Author’s response: It is well known that the IKKs plays critical role in regulation of NF-kB, Relish (IMD pathway) and the activation of relish results AMP production. Thus, activation of TmIKKγ gradually initiates AMP expression. In addition, for the investigation of effects of TmIKKγ on antimicrobial peptide expression, we initially confirmed the highest antimicrobial activity against various pathogens at different time points. And we finally choose the highest antimicrobial activity against pathogens at 24 h-post injection. Thus, we investigated the AMP expression at 24 h-post challenge of pathogens.
As stated in Materials and Methods section under ‘TmIKKγ RNAi’, the primers for double-stranded RNA (dsRNA) were designed using the Snapdragon software (http://www.flyrnai.org/cgi-bin/RNAi_find_primers.pl) to prevent cross-silencing effects. In addition, we initially identified three IKK genes, named IKK-γ, -β and -ε, and performed similar experiments (we will publish these dataset as soon as possible). During these experiments, we confirmed that there are no off-target effect.
The conclusion that TmIKKγ positively and negatively regulates innate response in larval gut is relatively rush, because like hemocytes and fat body, TmIKKγ silencing affects the similar set of innate defense genes. Therefore, current data do not support this conclusion.
Also, how TmIKKγ transcriptionally regulates the NF-kB genes is not explored, discussed or speculated. Therefore, the proposed model may not be as strong as it should.

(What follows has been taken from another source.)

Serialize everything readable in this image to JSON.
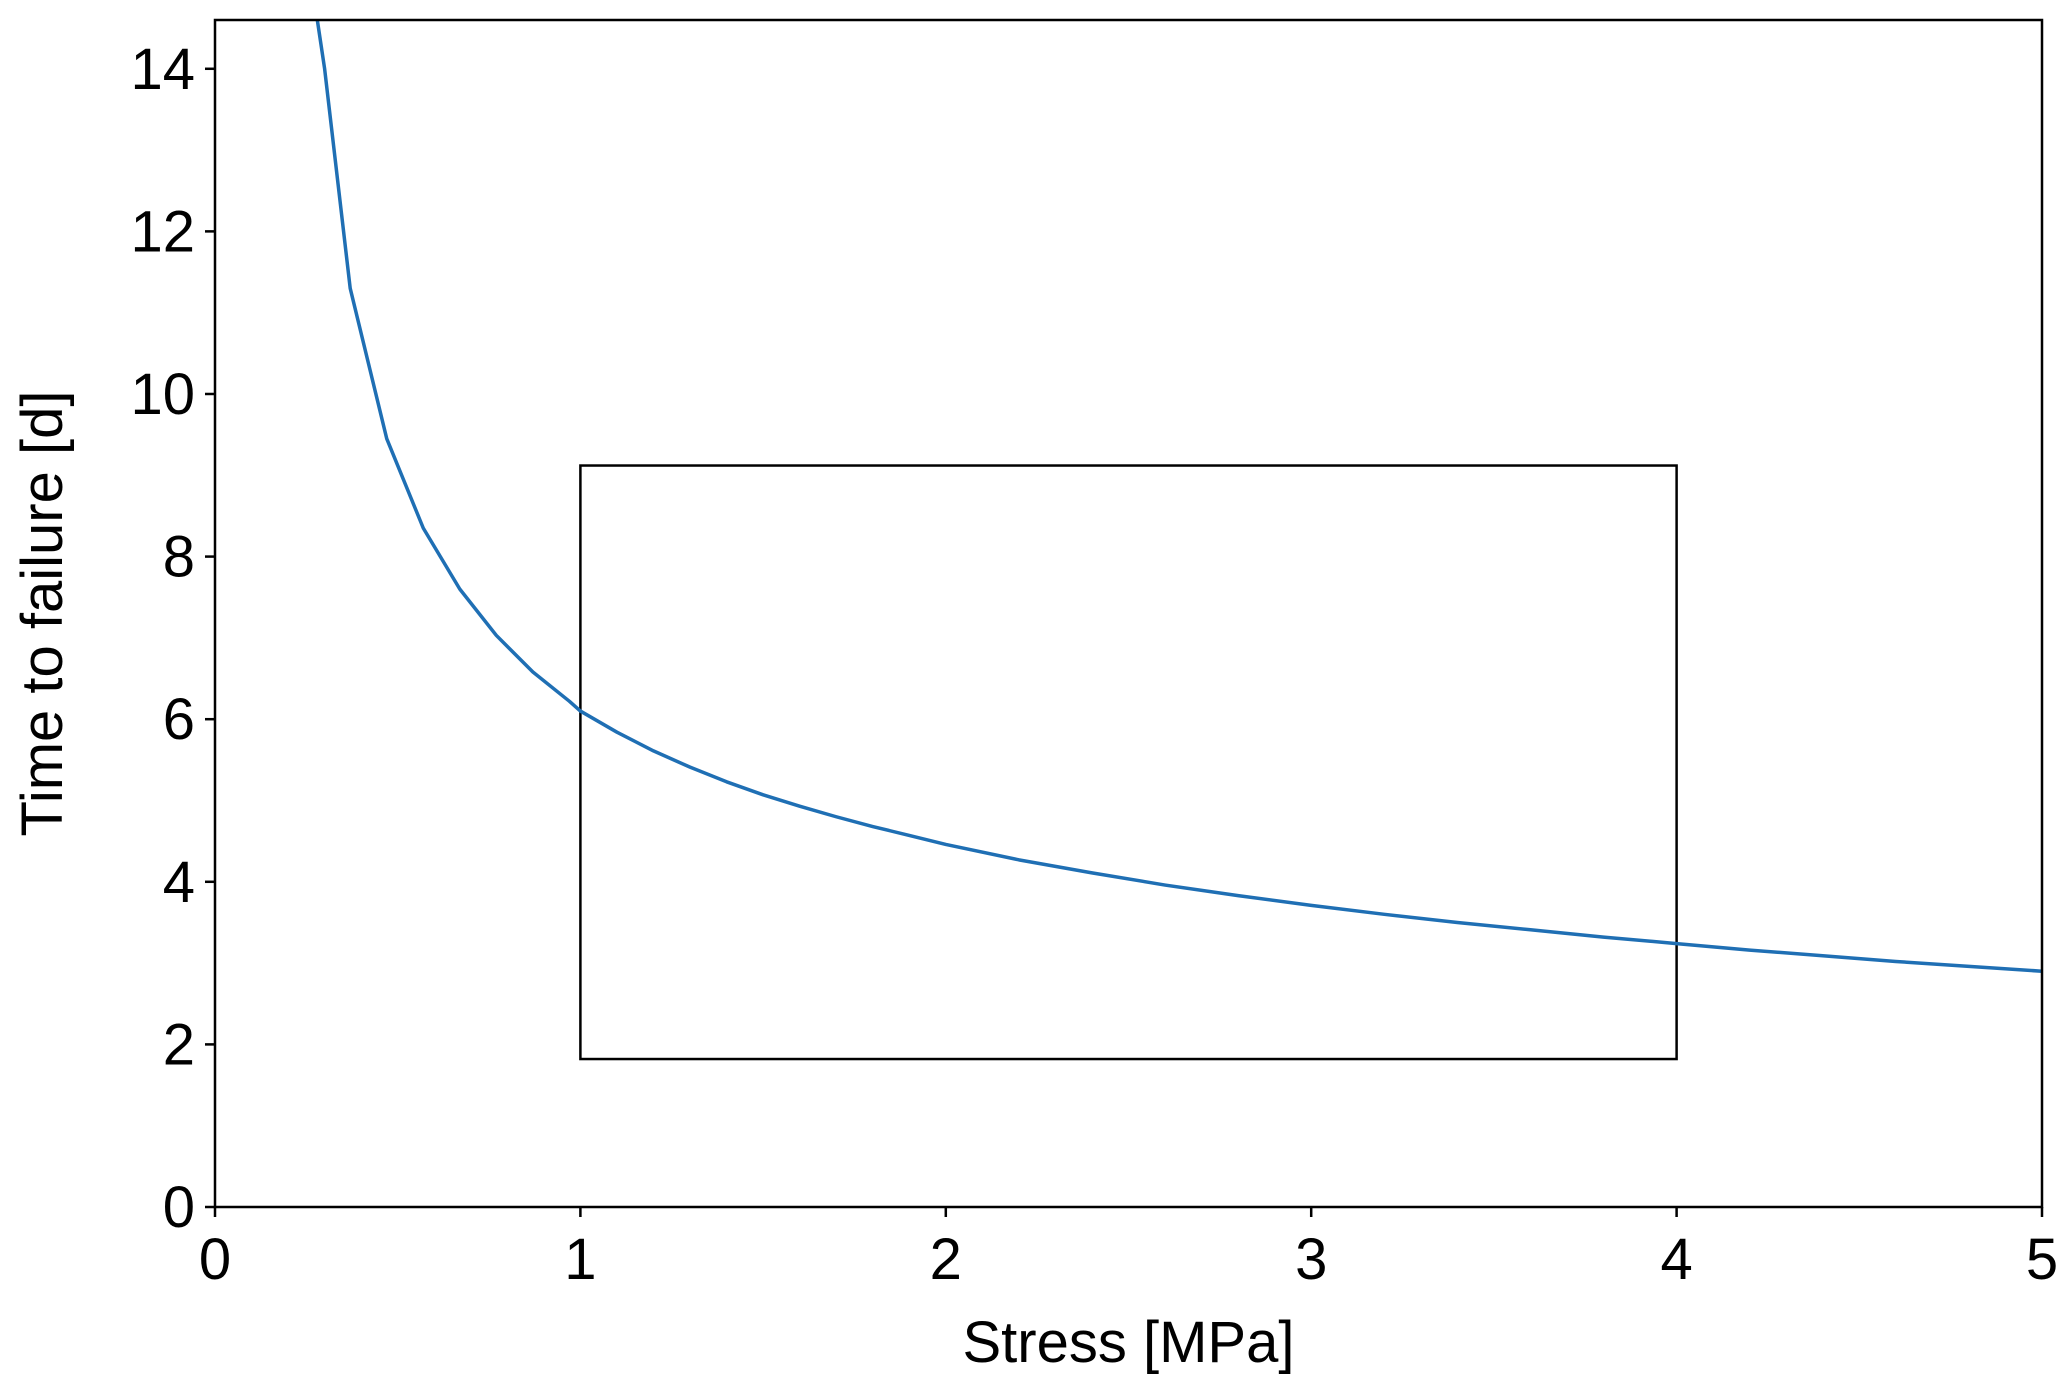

Author’s response: In the conclusion, we have stated that the knockdown of TmIKKγ transcripts leads to downregulation of the NF-kB pathway transcription factors such as ‘Relish’ (IMD pathway) and ‘Dorsal’ isoform 2 (Toll pathway) after challenge with microorganisms. Hence, the model described in Figure 9 places IKKγ at the centre of both the Toll and IMD pathways regulating the transcriptional activation of AMPs. Further, from the data generated from our lab regarding the extracellular signaling pathway of T. molitor in last few years, we have been able to elucidate the signaling links of the NF-kB genes, and cross-signaling, if any. We are in a quest to connect the dots in the T. molitor NF-kB signaling cascade and future studies would unravel a stronger model for innate immune signaling in T. molitor.
Have the authors considered complementing the mRNA expression data with protein expression? That would strengthen the findings.
Author’s response: We haven’t expressed the protein to understand the induction at the protein level using Western blot. We consider our gene expression and RNA silencing methods robust enough to confirm the findings. Having said that, we thank the reviewer for suggested guidance.
Minor point: is that a mislabeling in Figure 8? The chart titles should be the gene names not “in hemocytes/gut/fat body”?
Author’s response: Thank you for your finding. We changed the mislabeling in Figure 8.
Reviewer 3 Report
This is well written manuscript on characterized T. molitor IKKγ (TmIKKγ), using an 111 RNAi screen, by elucidating its role in regulating T. molitor AMP genes after microbial challenge. The background and objectives are clearly formulated. The study seems to have been properly conducted. The results and the discussion are well presented. The article is appropriate for the publication.
Author Response
Author’s response: We deeply acknowledge the positive comments.
Round 2
Reviewer 2 Report
The authors have satisfactorily addressed my concerns. Thank you and well done on your manuscript.